For the first time, more Ethereum burned than produced

For the first time, more ether was burned in one day than miners produced. The deflation effect could contribute to Ethereum’s performance.

One month after “London” the hard fork begins to take effect. Last Friday, Ethereum’s inflation rate turned negative for the first time. In other words: On that day, more ether was burned than new coins were added in the form of block rewards. This imbalance reduces the upward trend in supply and could therefore prove to be a major price catalyst in the coming months – if demand is high.
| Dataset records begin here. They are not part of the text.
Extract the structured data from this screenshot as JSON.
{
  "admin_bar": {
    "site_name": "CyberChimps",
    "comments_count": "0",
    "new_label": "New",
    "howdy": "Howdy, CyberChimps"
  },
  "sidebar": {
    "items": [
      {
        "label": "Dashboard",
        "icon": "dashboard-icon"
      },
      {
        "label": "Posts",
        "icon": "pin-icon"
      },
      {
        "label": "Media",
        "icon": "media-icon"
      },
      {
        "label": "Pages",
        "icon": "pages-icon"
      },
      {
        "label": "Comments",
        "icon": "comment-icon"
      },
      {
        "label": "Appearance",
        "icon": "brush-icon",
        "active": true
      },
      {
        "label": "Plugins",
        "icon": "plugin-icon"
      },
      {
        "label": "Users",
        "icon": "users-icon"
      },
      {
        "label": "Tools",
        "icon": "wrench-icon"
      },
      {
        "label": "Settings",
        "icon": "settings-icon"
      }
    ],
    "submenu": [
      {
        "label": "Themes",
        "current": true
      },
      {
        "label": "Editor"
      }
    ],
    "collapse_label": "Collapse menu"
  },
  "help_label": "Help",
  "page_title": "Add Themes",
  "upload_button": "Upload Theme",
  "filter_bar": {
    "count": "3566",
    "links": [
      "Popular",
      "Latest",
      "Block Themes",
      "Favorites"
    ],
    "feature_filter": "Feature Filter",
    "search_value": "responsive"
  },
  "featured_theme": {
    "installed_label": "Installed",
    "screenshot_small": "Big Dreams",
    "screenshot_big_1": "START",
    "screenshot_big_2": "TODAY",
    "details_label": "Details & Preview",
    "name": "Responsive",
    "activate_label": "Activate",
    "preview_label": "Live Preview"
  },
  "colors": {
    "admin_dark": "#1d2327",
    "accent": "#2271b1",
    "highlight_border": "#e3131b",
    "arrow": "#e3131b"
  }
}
London is turning the Ethereum offering on its head

On August 5th, the Hard Fork London put the fee mechanism at Ethereum in its hands. The EIP-1559 implemented with the upgrade introduced a basic fee for Ether transactions, which is calculated on the basis of the block utilization. If the network is full, the gas charges increase. The same applies in the opposite direction, with low utilization the costs decrease. At the same time, the maximum block utilization was doubled to 25 million gas units. This is to ensure that the fees are affordable even at peak times.

However, it is very important that the fees are not transferred to the miners as before, but have been burned since the hard fork. This slows down the flow of aether: the inflation rate flattens out. If the block utilization increases due to an increased transaction volume, further basic fees fall victim to the combustion mechanism, which can exceed the additional remuneration of the miner of currently 2 ethers per block.
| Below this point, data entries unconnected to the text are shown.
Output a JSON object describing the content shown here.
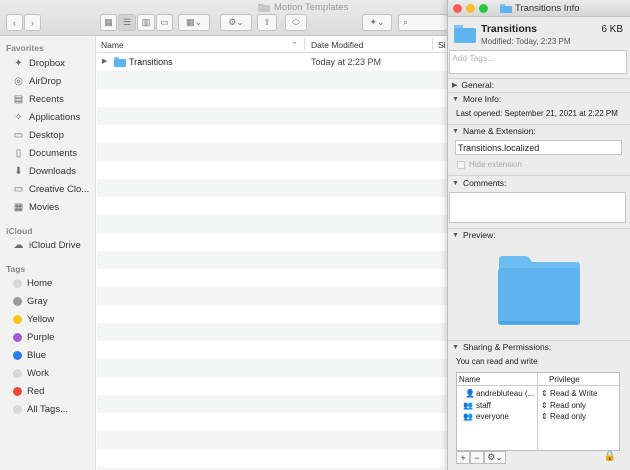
{
  "finder": {
    "window_title": "Motion Templates",
    "sidebar": {
      "favorites_header": "Favorites",
      "favorites": [
        {
          "label": "Dropbox",
          "icon": "dropbox-icon"
        },
        {
          "label": "AirDrop",
          "icon": "airdrop-icon"
        },
        {
          "label": "Recents",
          "icon": "recents-icon"
        },
        {
          "label": "Applications",
          "icon": "applications-icon"
        },
        {
          "label": "Desktop",
          "icon": "desktop-icon"
        },
        {
          "label": "Documents",
          "icon": "documents-icon"
        },
        {
          "label": "Downloads",
          "icon": "downloads-icon"
        },
        {
          "label": "Creative Clo...",
          "icon": "folder-icon"
        },
        {
          "label": "Movies",
          "icon": "movies-icon"
        }
      ],
      "icloud_header": "iCloud",
      "icloud": [
        {
          "label": "iCloud Drive",
          "icon": "cloud-icon"
        }
      ],
      "tags_header": "Tags",
      "tags": [
        {
          "label": "Home",
          "color": "#d8d8d8"
        },
        {
          "label": "Gray",
          "color": "#9b9b9b"
        },
        {
          "label": "Yellow",
          "color": "#f4c60f"
        },
        {
          "label": "Purple",
          "color": "#a55ad1"
        },
        {
          "label": "Blue",
          "color": "#2c7cf6"
        },
        {
          "label": "Work",
          "color": "#d8d8d8"
        },
        {
          "label": "Red",
          "color": "#f0483b"
        },
        {
          "label": "All Tags...",
          "color": "#d8d8d8"
        }
      ]
    },
    "columns": {
      "name": "Name",
      "date_modified": "Date Modified",
      "size": "Si"
    },
    "rows": [
      {
        "name": "Transitions",
        "date": "Today at 2:23 PM"
      }
    ]
  },
  "info": {
    "window_title": "Transitions Info",
    "name": "Transitions",
    "size": "6 KB",
    "modified": "Modified: Today, 2:23 PM",
    "tags_placeholder": "Add Tags...",
    "general_label": "General:",
    "more_info_label": "More Info:",
    "last_opened": "Last opened: September 21, 2021 at 2:22 PM",
    "name_ext_label": "Name & Extension:",
    "name_ext_value": "Transitions.localized",
    "hide_extension_label": "Hide extension",
    "comments_label": "Comments:",
    "preview_label": "Preview:",
    "sharing_label": "Sharing & Permissions:",
    "sharing_summary": "You can read and write",
    "perm_headers": {
      "name": "Name",
      "privilege": "Privilege"
    },
    "permissions": [
      {
        "name": "andrebluteau (...",
        "privilege": "Read & Write",
        "icon": "user-icon"
      },
      {
        "name": "staff",
        "privilege": "Read only",
        "icon": "group-icon"
      },
      {
        "name": "everyone",
        "privilege": "Read only",
        "icon": "group-icon"
      }
    ],
    "colors": {
      "folder": "#5fb4ef",
      "folder_tab": "#7cc4f4"
    }
  }
}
NFT hype as a combustion engine

This deflation effect first appeared last Friday. According to Etherscan, 13,838 ethers were burned on this day alone. In contrast, the supply grew by 13,505 ETH – a decrease of 303 ETH. Of the ethers burned, around 2,000 ETH were accounted for by the NFT trading platform OpenSea, which is still the largest consumer of gas fees in the Ethereum network.
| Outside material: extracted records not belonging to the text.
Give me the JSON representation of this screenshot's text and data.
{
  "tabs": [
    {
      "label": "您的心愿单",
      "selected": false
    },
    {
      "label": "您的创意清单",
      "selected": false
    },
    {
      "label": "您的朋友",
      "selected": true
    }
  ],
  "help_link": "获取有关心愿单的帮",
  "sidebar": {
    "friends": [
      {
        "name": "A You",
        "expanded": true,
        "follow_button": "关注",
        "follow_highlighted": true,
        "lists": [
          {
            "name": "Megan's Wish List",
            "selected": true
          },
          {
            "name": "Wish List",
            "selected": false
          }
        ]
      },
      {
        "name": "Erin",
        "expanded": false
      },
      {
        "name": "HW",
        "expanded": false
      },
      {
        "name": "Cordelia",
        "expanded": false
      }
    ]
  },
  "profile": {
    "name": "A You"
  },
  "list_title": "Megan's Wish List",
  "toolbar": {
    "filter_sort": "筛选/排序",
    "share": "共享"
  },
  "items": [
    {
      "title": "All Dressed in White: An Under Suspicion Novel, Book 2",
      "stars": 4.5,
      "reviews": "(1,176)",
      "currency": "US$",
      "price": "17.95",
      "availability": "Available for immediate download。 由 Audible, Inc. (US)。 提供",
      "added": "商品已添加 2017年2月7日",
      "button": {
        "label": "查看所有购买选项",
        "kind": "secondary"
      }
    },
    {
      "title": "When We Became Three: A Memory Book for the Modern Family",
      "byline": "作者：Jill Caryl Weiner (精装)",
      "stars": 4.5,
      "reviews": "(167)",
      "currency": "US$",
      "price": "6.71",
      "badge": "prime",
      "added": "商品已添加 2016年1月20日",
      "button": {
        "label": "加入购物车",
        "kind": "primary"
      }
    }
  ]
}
This phenomenon could occur even more frequently in the future if the hype surrounding the NFT and DeFi market continues and ensures continued high network utilization. This should have a positive effect on the price development. The throttling of the amount in circulation inevitably increases the price of ether. In addition, staking and integration in DeFi applications are increasingly reducing the offer. Ether price has risen 46 percent since the hard fork on August 5th. At press time, the second largest cryptocurrency is trading at $ 3,912. In the same period, 214,000 ETH fell victim to the combustion mechanism.